Environment

WORLDWIDE RENEWABLE ENERGY MARKETS SHOW STRONG GROWTH
 
 

last updated 10th November 05
By 4ecotips

New technologies meeting 4% of energy capacity

Global investment in renewable energy set a new record of $30bn in 2004, according to a report released today by the Renewable Energy Policy Network for the 21st Century (REN21). Technologies such as wind, solar, biomass, geothermal, and small hydro now provide 160 gigawatts of electricity generating capacity, about 4%of the
world total, the report finds.

"Renewable energy has become big business," said Eric Martinot, lead author of Renewables 2005: Global Status Report. Martinot, who is a senior fellow at the Worldwatch Institute and a lecturer at Tsinghu University in Beijing, notes that renewable energy is attracting some of the world's largest companies, including General Electric, Siemens, Sharp, and Royal Dutch Shell.

The report estimates that nearly 40m households worldwide heat their water with solar collectors, most of them installed in the last five years. Altogether, renewable energy industries provide 1.7m jobs, most of them skilled and well-paying.

The Global Status Report was compiled by Martinot, working with more than 100 researchers and contributors from at least 20 countries. It provides an assessment of several renewables technologies - small hydro, modern biomass, wind, solar, geothermal, and biofuels - that are now competing with conventional fuels in four distinct markets: power generation, hot water and space heating, transportation fuels, and rural (off-grid) energy supplies.

The report finds that government support for renewable energy is growing rapidly. At least 48 countries now have some type of renewable energy promotion policy, including 14 developing countries. Most targets are for shares of electricity production, typically 5-30%, by the 2010-2012 timeframe.
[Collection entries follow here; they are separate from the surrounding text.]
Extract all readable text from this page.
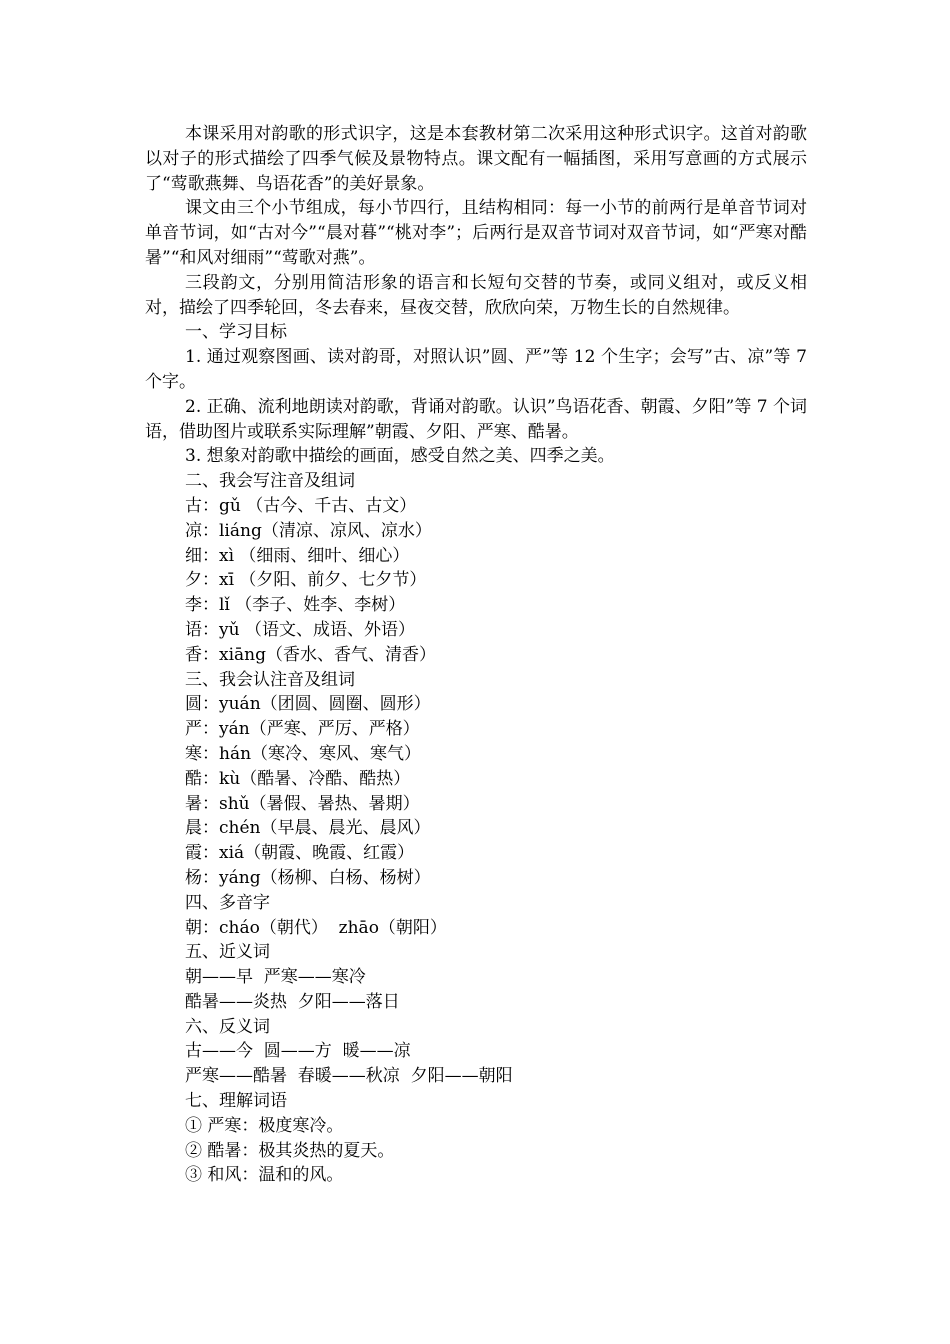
本课采用对韵歌的形式识字，这是本套教材第二次采用这种形式识字。这首对韵歌以对子的形式描绘了四季气候及景物特点。课文配有一幅插图，采用写意画的方式展示了“莺歌燕舞、鸟语花香”的美好景象。

课文由三个小节组成，每小节四行，且结构相同：每一小节的前两行是单音节词对单音节词，如“古对今”“晨对暮”“桃对李”；后两行是双音节词对双音节词，如“严寒对酷暑”“和风对细雨”“莺歌对燕”。

三段韵文，分别用简洁形象的语言和长短句交替的节奏，或同义组对，或反义相对，描绘了四季轮回，冬去春来，昼夜交替，欣欣向荣，万物生长的自然规律。

一、学习目标

1. 通过观察图画、读对韵哥，对照认识”圆、严”等 12 个生字；会写”古、凉”等 7 个字。

2. 正确、流利地朗读对韵歌，背诵对韵歌。认识”鸟语花香、朝霞、夕阳”等 7 个词语，借助图片或联系实际理解”朝霞、夕阳、严寒、酷暑。

3. 想象对韵歌中描绘的画面，感受自然之美、四季之美。

二、我会写注音及组词

古：gǔ （古今、千古、古文）

凉：liáng（清凉、凉风、凉水）

细：xì （细雨、细叶、细心）

夕：xī （夕阳、前夕、七夕节）

李：lǐ （李子、姓李、李树）

语：yǔ （语文、成语、外语）

香：xiāng（香水、香气、清香）

三、我会认注音及组词

圆：yuán（团圆、圆圈、圆形）

严：yán（严寒、严厉、严格）

寒：hán（寒冷、寒风、寒气）

酷：kù（酷暑、冷酷、酷热）

暑：shǔ（暑假、暑热、暑期）

晨：chén（早晨、晨光、晨风）

霞：xiá（朝霞、晚霞、红霞）

杨：yáng（杨柳、白杨、杨树）

四、多音字

朝：cháo（朝代）  zhāo（朝阳）

五、近义词

朝——早  严寒——寒冷

酷暑——炎热  夕阳——落日

六、反义词

古——今  圆——方  暖——凉

严寒——酷暑  春暖——秋凉  夕阳——朝阳

七、理解词语

① 严寒：极度寒冷。

② 酷暑：极其炎热的夏天。

③ 和风：温和的风。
Mandates for blending biofuels into vehicle fuels have been enacted in at least 20 states and provinces worldwide as well as in three key countries - Brazil, China and India.

Government leadership provides the key to market success, according to the report. The market leaders in renewable energy in 2004 were Brazil in biofuels, China in solar hot water, Germany in solar electricity, and Spain in wind power.

The fastest growing energy technology in the world is grid-connected solar photovoltaic (PV), which grew in existing capacity by 60% per year from 2000-2004, to cover more than 400,000 rooftops in Japan, Germany, and the United States. Second is wind power capacity, which grew by 28% last year, led by Germany, with almost 17 gigawatts installed as of 2004.

Production of biofuels (ethanol and biodiesel) exceeded 33bn litres in 2004, when ethanol displaced about 3% of the 1,200 billion litres of gasoline globally.